It would be the first country in the world to formally adopt the digital currency.
El Salvador’s president says he will make the Bitcoin crypto-currency legal tender in the country.
If his plan is backed by congress, the Central American country would be first in the world to formally adopt the digital currency.
It would be used alongside the US dollar, El Salvador’s official currency.
President Nayib Bukele says Bitcoin will make it easier for Salvadorans living abroad to send payments home.
“In the short term, this will generate jobs and help provide financial inclusion to thousands outside the formal economy,” Mr Bukele told a Bitcoin conference in Florida, adding that it could also boost investment to the country.
He said he would send the legislation to congress next week.
Should it pass, the move would open up financial services to the 70% of Salvadorans who do not have bank accounts, the president said.
El Salvador’s economy relies heavily on remittances, or money sent home from abroad, which make up around 20% of the country’s gross domestic product (GDP).
More than two million Salvadorans live outside the country, but they continue to keep close ties to their place of birth, sending back more than $4bn (£2.9bn) each year.
Current services can charge fees for such transfers, which can take days to arrive and sometimes need to be picked up in person, according to the announcement.
“This will improve lives and the future of millions,” Mr Bukele said.
He did not give more details about how the policy would work.
Bitcoin, a virtual asset with no direct connection to the real economy, has seen large fluctuations in value over the years.
Most of the world’s central banks are looking into the possibility of creating their own digital currencies. In April, the Bank of England announced it was looking into creating a digital money that would exist alongside cash and bank deposits.
The plan announced by President Nayib Bukele would make the small Central American nation the first in the world to adopt the digital currency, Bitcoin, as legal tender alongside the dollar.

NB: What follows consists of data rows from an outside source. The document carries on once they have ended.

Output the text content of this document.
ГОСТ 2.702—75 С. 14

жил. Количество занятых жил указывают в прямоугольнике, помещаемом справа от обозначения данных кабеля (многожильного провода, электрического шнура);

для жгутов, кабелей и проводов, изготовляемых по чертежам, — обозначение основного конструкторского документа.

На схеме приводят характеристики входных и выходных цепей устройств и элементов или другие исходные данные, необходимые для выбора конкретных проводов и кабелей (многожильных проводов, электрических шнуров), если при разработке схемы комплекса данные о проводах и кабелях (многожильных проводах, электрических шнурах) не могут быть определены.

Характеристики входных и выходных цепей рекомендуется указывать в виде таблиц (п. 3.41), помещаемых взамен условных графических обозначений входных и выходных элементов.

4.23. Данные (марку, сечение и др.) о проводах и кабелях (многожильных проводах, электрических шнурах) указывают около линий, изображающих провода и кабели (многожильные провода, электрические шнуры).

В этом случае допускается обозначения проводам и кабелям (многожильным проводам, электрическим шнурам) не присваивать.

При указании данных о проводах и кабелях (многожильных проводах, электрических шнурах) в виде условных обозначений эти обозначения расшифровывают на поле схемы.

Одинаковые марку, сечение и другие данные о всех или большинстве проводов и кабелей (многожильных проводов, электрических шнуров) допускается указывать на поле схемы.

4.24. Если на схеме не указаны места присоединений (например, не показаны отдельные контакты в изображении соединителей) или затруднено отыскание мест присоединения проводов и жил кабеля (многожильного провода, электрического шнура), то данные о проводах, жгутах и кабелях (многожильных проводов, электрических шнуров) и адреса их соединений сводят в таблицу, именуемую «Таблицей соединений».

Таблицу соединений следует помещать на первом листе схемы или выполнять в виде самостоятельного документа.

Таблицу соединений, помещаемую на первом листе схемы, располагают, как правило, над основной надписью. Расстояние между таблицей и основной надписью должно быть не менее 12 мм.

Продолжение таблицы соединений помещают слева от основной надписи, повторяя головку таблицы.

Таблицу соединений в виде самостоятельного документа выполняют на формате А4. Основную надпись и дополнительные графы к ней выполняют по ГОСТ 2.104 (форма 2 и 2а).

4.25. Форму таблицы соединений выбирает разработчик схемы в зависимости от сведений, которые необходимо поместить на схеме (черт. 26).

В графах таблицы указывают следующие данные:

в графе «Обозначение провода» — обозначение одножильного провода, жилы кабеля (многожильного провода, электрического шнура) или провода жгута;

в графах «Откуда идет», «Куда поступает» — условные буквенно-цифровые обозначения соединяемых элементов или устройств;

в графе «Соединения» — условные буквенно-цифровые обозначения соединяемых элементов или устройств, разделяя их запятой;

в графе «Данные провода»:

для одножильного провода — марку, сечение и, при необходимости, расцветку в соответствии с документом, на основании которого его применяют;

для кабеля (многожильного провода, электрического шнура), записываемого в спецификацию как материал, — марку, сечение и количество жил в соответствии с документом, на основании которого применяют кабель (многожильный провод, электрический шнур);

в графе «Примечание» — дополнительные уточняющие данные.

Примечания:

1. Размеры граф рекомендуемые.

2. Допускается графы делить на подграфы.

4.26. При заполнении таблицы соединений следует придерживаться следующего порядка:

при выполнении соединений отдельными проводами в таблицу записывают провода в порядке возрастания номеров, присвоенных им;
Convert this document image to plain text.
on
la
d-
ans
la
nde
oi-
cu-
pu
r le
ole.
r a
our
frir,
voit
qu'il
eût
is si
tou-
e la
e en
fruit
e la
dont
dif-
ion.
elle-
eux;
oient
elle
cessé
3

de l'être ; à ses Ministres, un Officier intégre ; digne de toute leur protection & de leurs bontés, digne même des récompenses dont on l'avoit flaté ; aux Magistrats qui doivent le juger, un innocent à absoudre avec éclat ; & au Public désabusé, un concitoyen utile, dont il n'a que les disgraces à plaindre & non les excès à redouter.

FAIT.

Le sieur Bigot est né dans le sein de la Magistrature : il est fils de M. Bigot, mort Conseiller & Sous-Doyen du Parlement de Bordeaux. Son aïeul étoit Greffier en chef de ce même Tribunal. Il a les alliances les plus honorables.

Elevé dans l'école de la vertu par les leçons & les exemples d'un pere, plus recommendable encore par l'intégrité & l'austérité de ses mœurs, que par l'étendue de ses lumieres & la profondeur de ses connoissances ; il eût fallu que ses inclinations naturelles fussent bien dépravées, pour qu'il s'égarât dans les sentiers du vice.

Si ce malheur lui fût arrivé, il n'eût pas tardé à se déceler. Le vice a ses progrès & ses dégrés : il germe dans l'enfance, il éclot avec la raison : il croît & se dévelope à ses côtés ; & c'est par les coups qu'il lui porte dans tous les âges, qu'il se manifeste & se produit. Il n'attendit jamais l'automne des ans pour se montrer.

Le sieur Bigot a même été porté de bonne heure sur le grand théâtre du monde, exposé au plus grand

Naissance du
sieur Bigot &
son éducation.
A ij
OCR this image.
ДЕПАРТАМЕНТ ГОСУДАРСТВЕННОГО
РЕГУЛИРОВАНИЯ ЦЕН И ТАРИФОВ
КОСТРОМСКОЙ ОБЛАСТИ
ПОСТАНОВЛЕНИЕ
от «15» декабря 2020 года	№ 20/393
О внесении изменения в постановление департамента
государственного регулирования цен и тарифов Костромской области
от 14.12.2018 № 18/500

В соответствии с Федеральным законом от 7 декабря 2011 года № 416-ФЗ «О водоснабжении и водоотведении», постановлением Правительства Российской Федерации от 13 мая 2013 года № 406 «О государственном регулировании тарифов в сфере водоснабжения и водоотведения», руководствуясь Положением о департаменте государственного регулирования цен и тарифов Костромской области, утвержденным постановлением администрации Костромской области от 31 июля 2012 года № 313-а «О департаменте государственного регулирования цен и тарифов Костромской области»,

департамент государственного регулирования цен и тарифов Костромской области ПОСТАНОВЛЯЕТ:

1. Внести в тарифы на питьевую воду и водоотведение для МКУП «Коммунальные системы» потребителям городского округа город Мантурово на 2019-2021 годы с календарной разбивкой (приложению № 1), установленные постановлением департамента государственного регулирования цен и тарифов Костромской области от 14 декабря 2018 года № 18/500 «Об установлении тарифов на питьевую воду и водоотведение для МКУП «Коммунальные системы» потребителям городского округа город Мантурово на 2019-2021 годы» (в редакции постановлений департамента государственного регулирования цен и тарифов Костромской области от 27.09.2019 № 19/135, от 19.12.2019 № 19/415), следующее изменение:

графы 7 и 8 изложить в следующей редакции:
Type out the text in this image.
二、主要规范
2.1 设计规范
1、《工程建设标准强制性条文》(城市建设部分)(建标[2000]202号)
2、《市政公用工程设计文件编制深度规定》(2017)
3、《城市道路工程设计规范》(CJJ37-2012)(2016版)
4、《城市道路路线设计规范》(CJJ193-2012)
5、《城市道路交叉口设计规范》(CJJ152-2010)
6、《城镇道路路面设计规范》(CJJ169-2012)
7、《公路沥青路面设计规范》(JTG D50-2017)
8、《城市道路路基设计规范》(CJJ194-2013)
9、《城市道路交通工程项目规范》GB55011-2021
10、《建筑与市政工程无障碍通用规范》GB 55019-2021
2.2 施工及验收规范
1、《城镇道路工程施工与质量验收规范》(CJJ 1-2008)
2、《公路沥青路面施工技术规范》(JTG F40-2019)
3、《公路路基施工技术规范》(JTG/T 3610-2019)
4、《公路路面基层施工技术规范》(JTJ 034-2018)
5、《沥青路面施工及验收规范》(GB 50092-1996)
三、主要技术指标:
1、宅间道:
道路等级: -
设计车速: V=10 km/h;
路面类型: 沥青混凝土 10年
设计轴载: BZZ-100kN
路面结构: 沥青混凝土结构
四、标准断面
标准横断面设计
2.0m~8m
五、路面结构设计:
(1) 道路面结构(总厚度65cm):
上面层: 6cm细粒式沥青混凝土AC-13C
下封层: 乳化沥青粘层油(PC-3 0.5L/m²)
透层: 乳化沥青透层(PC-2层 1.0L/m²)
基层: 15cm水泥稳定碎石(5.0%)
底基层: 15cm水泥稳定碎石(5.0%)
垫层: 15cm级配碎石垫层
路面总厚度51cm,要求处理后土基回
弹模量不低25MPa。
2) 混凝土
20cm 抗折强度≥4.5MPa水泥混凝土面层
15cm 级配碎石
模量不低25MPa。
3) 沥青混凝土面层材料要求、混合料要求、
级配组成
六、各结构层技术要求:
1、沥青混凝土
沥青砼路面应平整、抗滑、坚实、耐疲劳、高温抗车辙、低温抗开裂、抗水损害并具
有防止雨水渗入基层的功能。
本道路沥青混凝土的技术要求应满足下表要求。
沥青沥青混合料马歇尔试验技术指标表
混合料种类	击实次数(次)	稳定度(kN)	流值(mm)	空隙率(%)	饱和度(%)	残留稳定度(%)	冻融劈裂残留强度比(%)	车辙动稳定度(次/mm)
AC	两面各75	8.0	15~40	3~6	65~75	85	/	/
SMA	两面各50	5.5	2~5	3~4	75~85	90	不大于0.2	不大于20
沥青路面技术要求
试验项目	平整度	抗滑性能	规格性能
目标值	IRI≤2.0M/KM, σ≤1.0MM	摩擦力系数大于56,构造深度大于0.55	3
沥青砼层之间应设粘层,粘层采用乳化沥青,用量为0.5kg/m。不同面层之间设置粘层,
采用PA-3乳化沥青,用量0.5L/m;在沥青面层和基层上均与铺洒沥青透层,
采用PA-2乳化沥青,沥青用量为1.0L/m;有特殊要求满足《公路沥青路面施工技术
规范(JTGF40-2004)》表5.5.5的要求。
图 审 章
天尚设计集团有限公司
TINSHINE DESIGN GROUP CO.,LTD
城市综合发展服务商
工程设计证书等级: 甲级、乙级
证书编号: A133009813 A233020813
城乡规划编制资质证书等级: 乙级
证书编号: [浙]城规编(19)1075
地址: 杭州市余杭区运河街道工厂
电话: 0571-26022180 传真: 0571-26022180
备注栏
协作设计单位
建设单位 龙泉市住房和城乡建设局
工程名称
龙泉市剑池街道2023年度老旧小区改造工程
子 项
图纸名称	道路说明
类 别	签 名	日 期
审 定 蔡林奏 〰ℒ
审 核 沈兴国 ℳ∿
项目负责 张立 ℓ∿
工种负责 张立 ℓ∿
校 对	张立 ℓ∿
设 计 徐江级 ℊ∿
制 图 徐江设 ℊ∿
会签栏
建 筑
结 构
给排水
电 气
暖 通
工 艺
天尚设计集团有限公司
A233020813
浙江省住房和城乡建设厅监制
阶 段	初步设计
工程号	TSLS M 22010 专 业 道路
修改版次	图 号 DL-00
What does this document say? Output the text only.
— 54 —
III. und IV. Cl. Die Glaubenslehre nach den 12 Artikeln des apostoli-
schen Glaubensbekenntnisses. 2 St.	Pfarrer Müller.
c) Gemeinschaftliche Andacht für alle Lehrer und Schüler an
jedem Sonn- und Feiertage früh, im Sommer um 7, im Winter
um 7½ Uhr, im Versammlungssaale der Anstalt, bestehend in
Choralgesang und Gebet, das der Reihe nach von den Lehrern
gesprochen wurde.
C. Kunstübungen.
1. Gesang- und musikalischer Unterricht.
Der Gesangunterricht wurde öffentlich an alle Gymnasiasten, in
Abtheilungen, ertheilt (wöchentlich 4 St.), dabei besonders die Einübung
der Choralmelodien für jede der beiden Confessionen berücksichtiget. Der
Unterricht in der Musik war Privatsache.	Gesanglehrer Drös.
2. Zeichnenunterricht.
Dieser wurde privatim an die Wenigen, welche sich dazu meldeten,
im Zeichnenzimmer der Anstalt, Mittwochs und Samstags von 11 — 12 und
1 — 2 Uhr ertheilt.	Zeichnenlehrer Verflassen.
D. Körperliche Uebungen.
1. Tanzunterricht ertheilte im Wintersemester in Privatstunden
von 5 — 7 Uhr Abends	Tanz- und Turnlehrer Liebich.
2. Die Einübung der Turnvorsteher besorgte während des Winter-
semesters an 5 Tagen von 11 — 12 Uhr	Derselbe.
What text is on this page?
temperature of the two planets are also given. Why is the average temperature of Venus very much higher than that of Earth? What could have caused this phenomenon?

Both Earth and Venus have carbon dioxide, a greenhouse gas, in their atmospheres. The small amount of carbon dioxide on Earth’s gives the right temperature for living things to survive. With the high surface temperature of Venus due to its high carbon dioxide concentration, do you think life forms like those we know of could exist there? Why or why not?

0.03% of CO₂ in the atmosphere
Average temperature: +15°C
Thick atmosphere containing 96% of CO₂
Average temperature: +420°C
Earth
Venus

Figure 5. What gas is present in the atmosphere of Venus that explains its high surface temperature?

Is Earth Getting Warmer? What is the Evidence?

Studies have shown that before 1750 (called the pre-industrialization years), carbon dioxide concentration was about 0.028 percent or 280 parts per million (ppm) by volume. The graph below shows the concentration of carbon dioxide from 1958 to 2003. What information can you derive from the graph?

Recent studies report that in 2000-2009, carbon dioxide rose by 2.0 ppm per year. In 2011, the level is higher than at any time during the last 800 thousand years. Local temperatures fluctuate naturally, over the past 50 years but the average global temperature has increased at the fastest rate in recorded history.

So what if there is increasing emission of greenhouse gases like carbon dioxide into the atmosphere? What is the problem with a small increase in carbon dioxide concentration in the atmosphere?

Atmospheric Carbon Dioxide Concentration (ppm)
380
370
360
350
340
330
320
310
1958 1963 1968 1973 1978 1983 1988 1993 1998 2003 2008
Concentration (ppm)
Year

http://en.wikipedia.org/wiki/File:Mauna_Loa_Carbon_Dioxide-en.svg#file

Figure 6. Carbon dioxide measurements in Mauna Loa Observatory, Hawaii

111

It would be a unique and bold step, the first by a sovereign country, and that may well be part of the attraction for Mr Bukele, a young, media-savvy and very popular leader who worries Washington over his increasingly autocratic tendencies.
There are still many questions over how the digital currency would become the country’s legal tender – a major overhaul of El Salvador’s financial infrastructure would be needed with Bitcoin at its heart.
But, in essence, it appears that is what Mr Bukele is proposing.
Much of El Salvador’s developing economy is based on remittances from abroad and the move to a digital currency may allow family members to avoid the costly fees involved in sending money home each month.
Either way, it is a move which is likely to bolster Bitcoin’s image as the “currency of the future” and President Bukele’s standing among his supporters as an innovator.
Roger Ver, from the website Bitcoin.com, told BBC News that other crypto-currencies would do a better job than Bitcoin.
“This is fantastic news for all crypto-currencies in general, but what most of the world doesn’t realise is that Bitcoin doesn’t work as a currency anymore.
“Now other currencies, like Bitcoin Cash, or Monero or ZCash do a far, far better job of working as a currency.
“Bitcoin can only process around three transactions per second – there is no way a network that can handle three transactions per second can ever be money for the entire world.”
Other cryptocurrencies were better when it came to transferring remittances, too, as they charged much less than Bitcoin, Mr Ver said.